C initialize pointer to array literal without extra variable

Question

I have a variable that needs to hold a pointer to an array. Normally this is done by first creating a variable with the array, then saving the pointer to that variable. However, I need to do this for maybe 10 variables, and I don't want to have to create an extra array for each of them. What I first tried was

int *numList = {1, 2, 3};

But that tries to create an array of pointers to integers. I think the following has the correct type for the list, but I don't know how to cast the array to a pointer.

int (*numList)[3] = {1, 2, 3};

Answer 1

In C99 and C11, you can use a compound literal to achieve what is requested in the question title, namely initialize a pointer so it points to an array literal without any extra variables:

int *numList = (int []){ 1, 2, 3 };

The array that numList points to has the same scope and lifetime as the pointer itself — it lasts for the block it is defined in if it is inside a function, or for the duration of the program if it is outside any function.

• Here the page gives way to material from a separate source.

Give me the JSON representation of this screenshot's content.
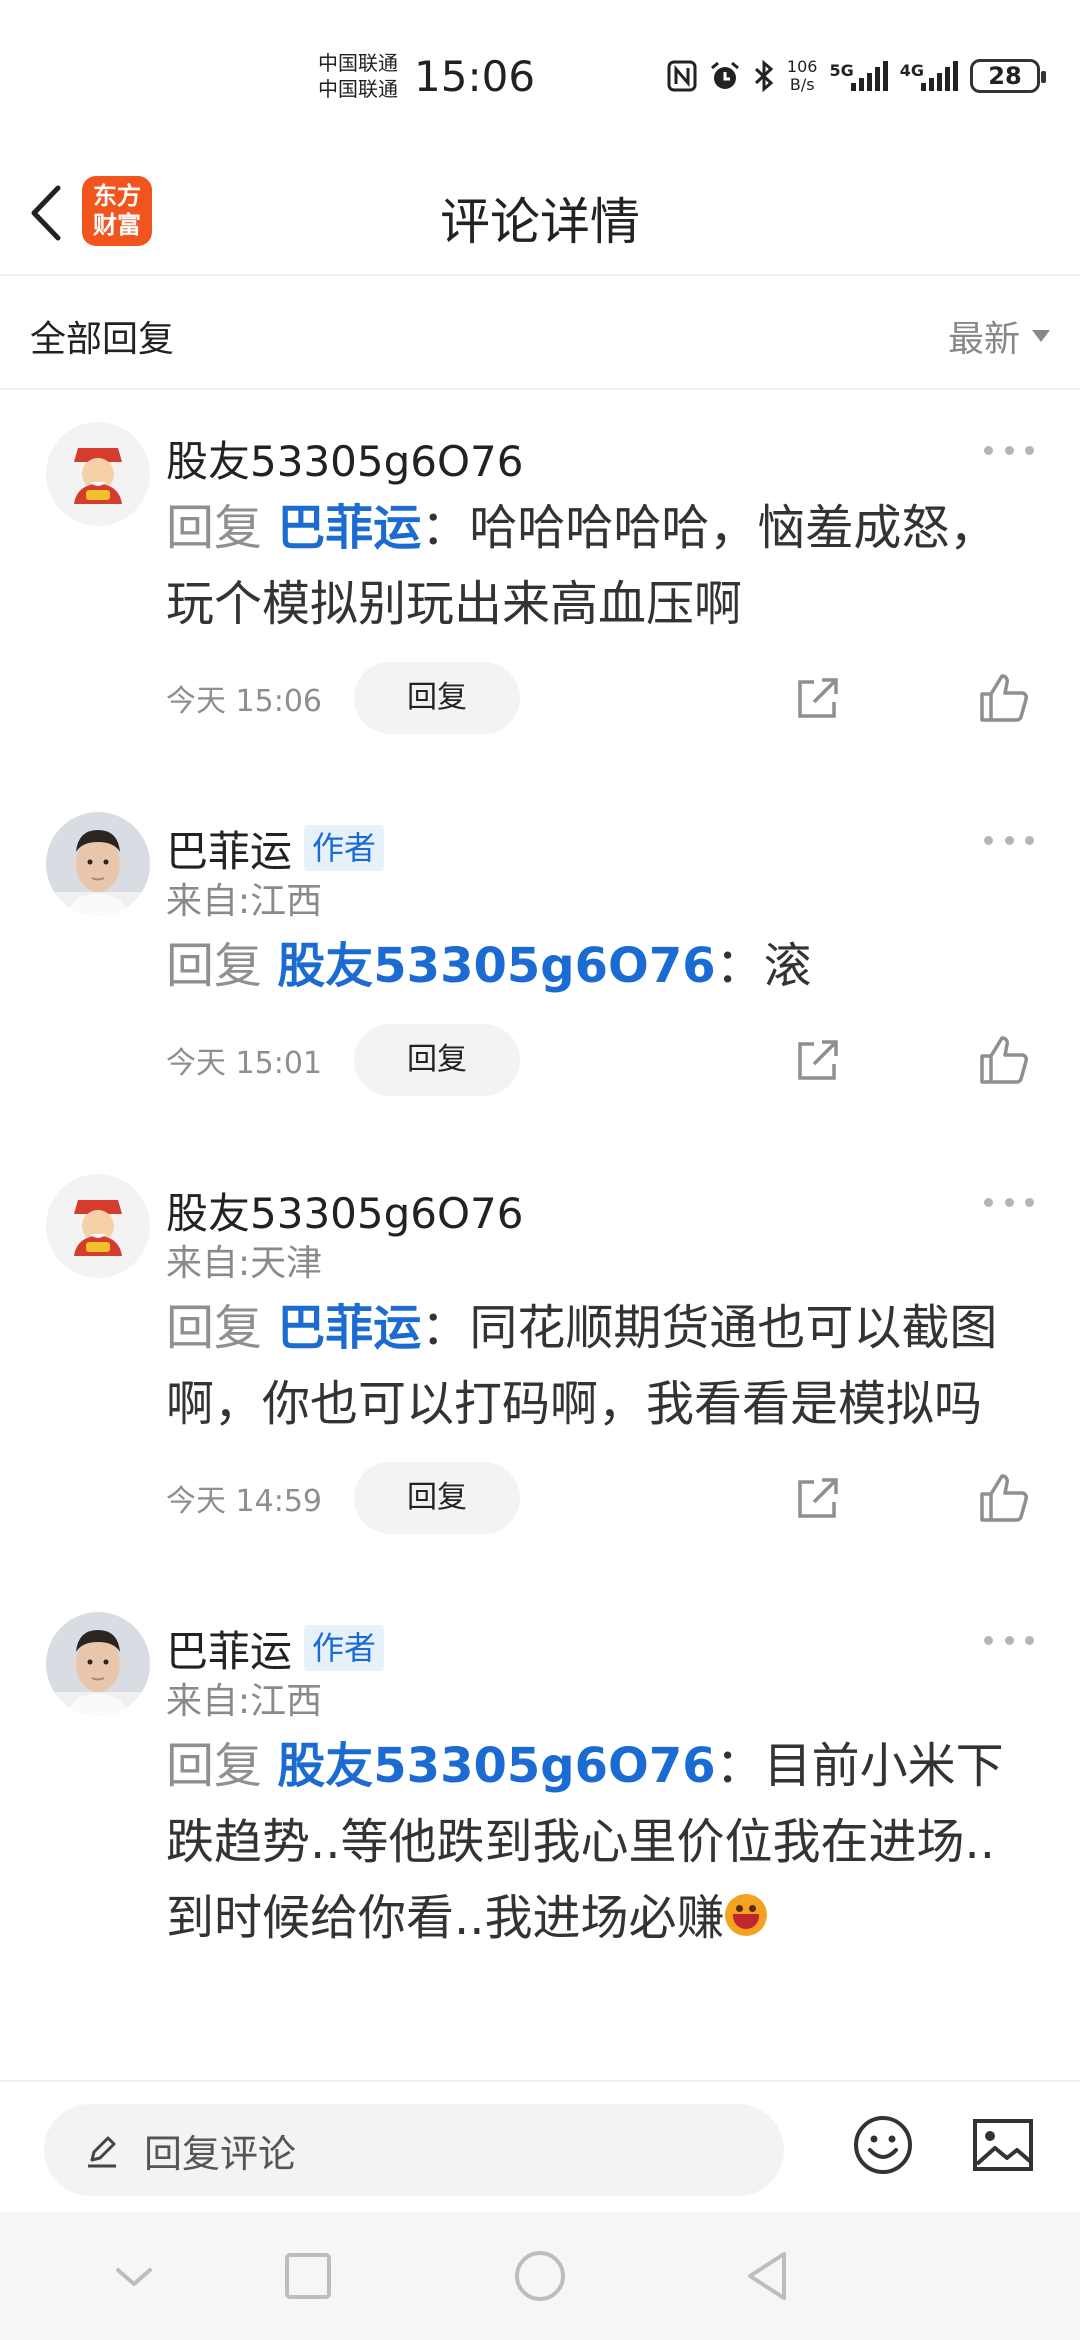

If you were so misguided as to create static int *numList = (int []){ 1, 2, 3}; inside a function, you'd be setting yourself up for a world of hurt — don't do it. (At file scope, outside any function, it doesn't present any problem.) The pointer would be initialized no later than when the function is first called, but there's no guarantee that what it points to has static duration and subsequent calls could be pointing at garbage.